Organic Acidemia Genetic Testing
Organic acidemias are primarily detected and diagnosed with newborn screening and laboratory tests that measure the concentration of specific biomarkers in the blood and urine. These tests are used rapidly after birth, yield quick results, and can often be used to support a diagnosis even before a child becomes symptomatic. Even if an organic acidemia has already been diagnosed, genetic testing can be a powerful tool to confirm a diagnosis and inform more about your child’s individual case.
Genetic testing even after a diagnosis can help to:
- Inform a more personalized treatment plan
- Determine eligibility for research and clinical studies
- plan for future children
Interested in Genetic Testing?
The two best ways to start looking into genetic testing are to 1) ask your primary care provider or 2) connect with a genetic counselor. Your primary care provider can refer you to a genetic counselor or you can find one on the National Society of Genetic Counselors website.
Insurance Coverage
Many types of insurance will provide coverage for whole exome sequencing or even rapid whole exome sequencing for organic acidemia patients. This does not necessarily mean that full coverage will be provided.

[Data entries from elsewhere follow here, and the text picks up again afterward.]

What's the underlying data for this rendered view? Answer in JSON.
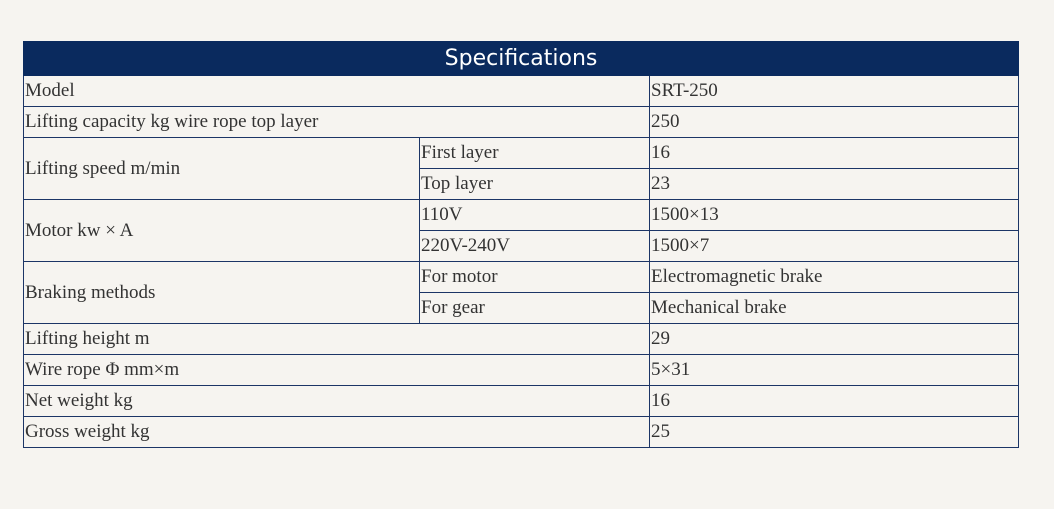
{
  "table": {
    "title": "Specifications",
    "rows": [
      [
        "Model",
        "SRT-250"
      ],
      [
        "Lifting capacity kg wire rope top layer",
        "250"
      ],
      [
        "Lifting speed m/min",
        "First layer",
        "16"
      ],
      [
        "Top layer",
        "23"
      ],
      [
        "Motor kw × A",
        "110V",
        "1500×13"
      ],
      [
        "220V-240V",
        "1500×7"
      ],
      [
        "Braking methods",
        "For motor",
        "Electromagnetic brake"
      ],
      [
        "For gear",
        "Mechanical brake"
      ],
      [
        "Lifting height m",
        "29"
      ],
      [
        "Wire rope Φ mm×m",
        "5×31"
      ],
      [
        "Net weight kg",
        "16"
      ],
      [
        "Gross weight kg",
        "25"
      ]
    ]
  }
}
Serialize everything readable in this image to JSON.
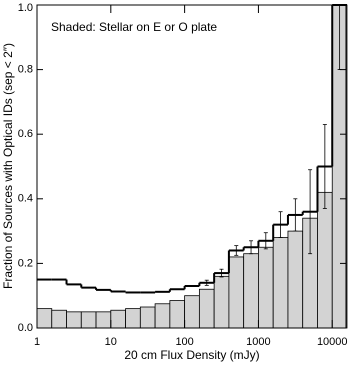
{
  "chart_data": {
    "type": "histogram",
    "annotation": "Shaded: Stellar on E or O plate",
    "xlabel": "20 cm Flux Density (mJy)",
    "ylabel": "Fraction of Sources with Optical IDs (sep < 2″)",
    "log_x": true,
    "bins": [
      1,
      1.585,
      2.512,
      3.981,
      6.31,
      10,
      15.85,
      25.12,
      39.81,
      63.1,
      100,
      158.5,
      251.2,
      398.1,
      631,
      1000,
      1585,
      2512,
      3981,
      6310,
      10000,
      15850
    ],
    "series": [
      {
        "color": "#d3d3d3",
        "filled": true,
        "values": [
          0.06,
          0.055,
          0.05,
          0.05,
          0.05,
          0.055,
          0.06,
          0.065,
          0.075,
          0.085,
          0.1,
          0.12,
          0.16,
          0.22,
          0.23,
          0.25,
          0.28,
          0.3,
          0.34,
          0.42,
          1.0
        ]
      },
      {
        "color": "#000000",
        "filled": false,
        "values": [
          0.15,
          0.15,
          0.135,
          0.125,
          0.118,
          0.113,
          0.11,
          0.11,
          0.112,
          0.12,
          0.13,
          0.14,
          0.17,
          0.24,
          0.25,
          0.27,
          0.32,
          0.35,
          0.36,
          0.5,
          1.0
        ],
        "errors": [
          null,
          null,
          null,
          null,
          null,
          null,
          null,
          null,
          null,
          null,
          null,
          0.008,
          0.012,
          0.015,
          0.02,
          0.025,
          0.04,
          0.05,
          0.13,
          0.13,
          0.2
        ]
      }
    ],
    "xlim": [
      1,
      15850
    ],
    "xticks": [
      1,
      10,
      100,
      1000,
      10000
    ],
    "ylim": [
      0,
      1
    ],
    "yticks": [
      {
        "value": 0,
        "label": "0.0"
      },
      0.2,
      0.4,
      0.6,
      0.8,
      {
        "value": 1,
        "label": "1.0"
      }
    ]
  }
}
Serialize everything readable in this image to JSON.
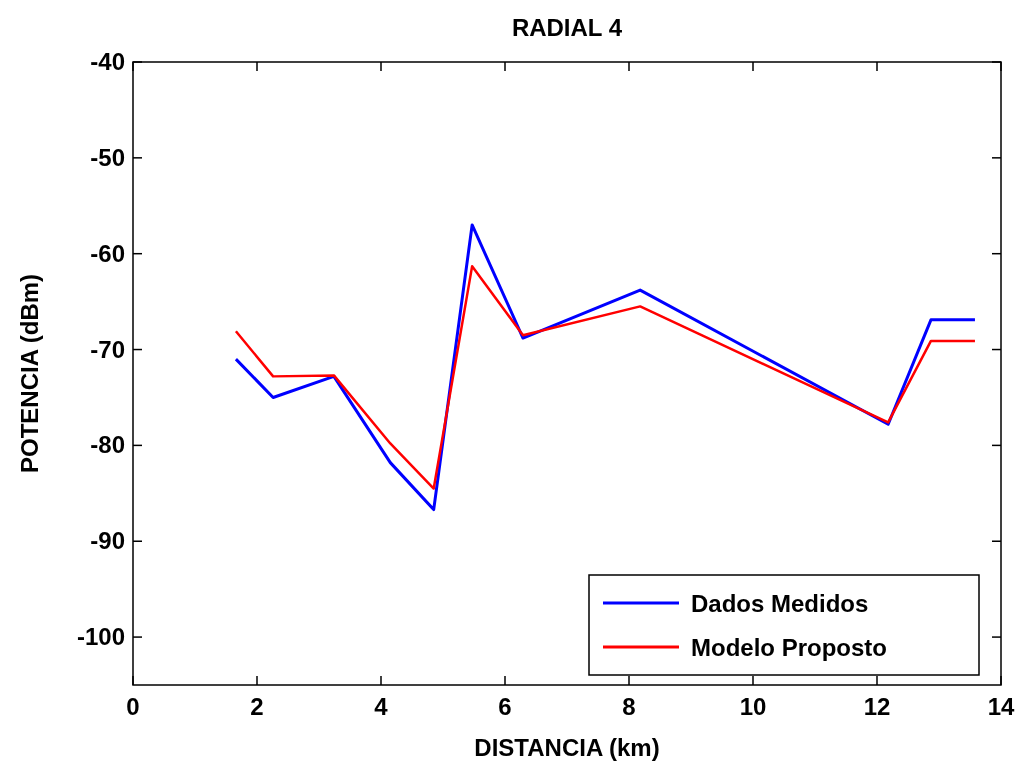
{
  "chart_data": {
    "type": "line",
    "title": "RADIAL 4",
    "xlabel": "DISTANCIA (km)",
    "ylabel": "POTENCIA (dBm)",
    "x": [
      1.66,
      2.26,
      3.24,
      4.15,
      4.85,
      5.47,
      6.29,
      8.18,
      12.18,
      12.87,
      13.58
    ],
    "series": [
      {
        "name": "Dados Medidos",
        "color": "#0000ff",
        "values": [
          -71.0,
          -75.0,
          -72.8,
          -81.8,
          -86.7,
          -57.0,
          -68.8,
          -63.8,
          -77.8,
          -66.9,
          -66.9
        ]
      },
      {
        "name": "Modelo Proposto",
        "color": "#ff0000",
        "values": [
          -68.1,
          -72.8,
          -72.7,
          -79.8,
          -84.5,
          -61.3,
          -68.5,
          -65.5,
          -77.6,
          -69.1,
          -69.1
        ]
      }
    ],
    "xlim": [
      0,
      14
    ],
    "xticks": [
      0,
      2,
      4,
      6,
      8,
      10,
      12,
      14
    ],
    "ylim": [
      -105,
      -40
    ],
    "yticks": [
      -40,
      -50,
      -60,
      -70,
      -80,
      -90,
      -100
    ],
    "grid": false,
    "legend": "bottom right",
    "line_style": "solid",
    "marker": "none"
  }
}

Organic Acidemia Genetic Research
The Organic Acidemia Natural History Registry has surveys about genetic testing along with demographics, diagnosis, and treatment. This information can be helpful in determining genotype-phenotype relationships that can help clinicians predict symptoms you or your child may have before they occur. This can also help determine what treatments may work best for each individual. If you are interested participating in this important research, you can upload a pdf of your genetic testing report to the Genetic Testing survey in the OA registry.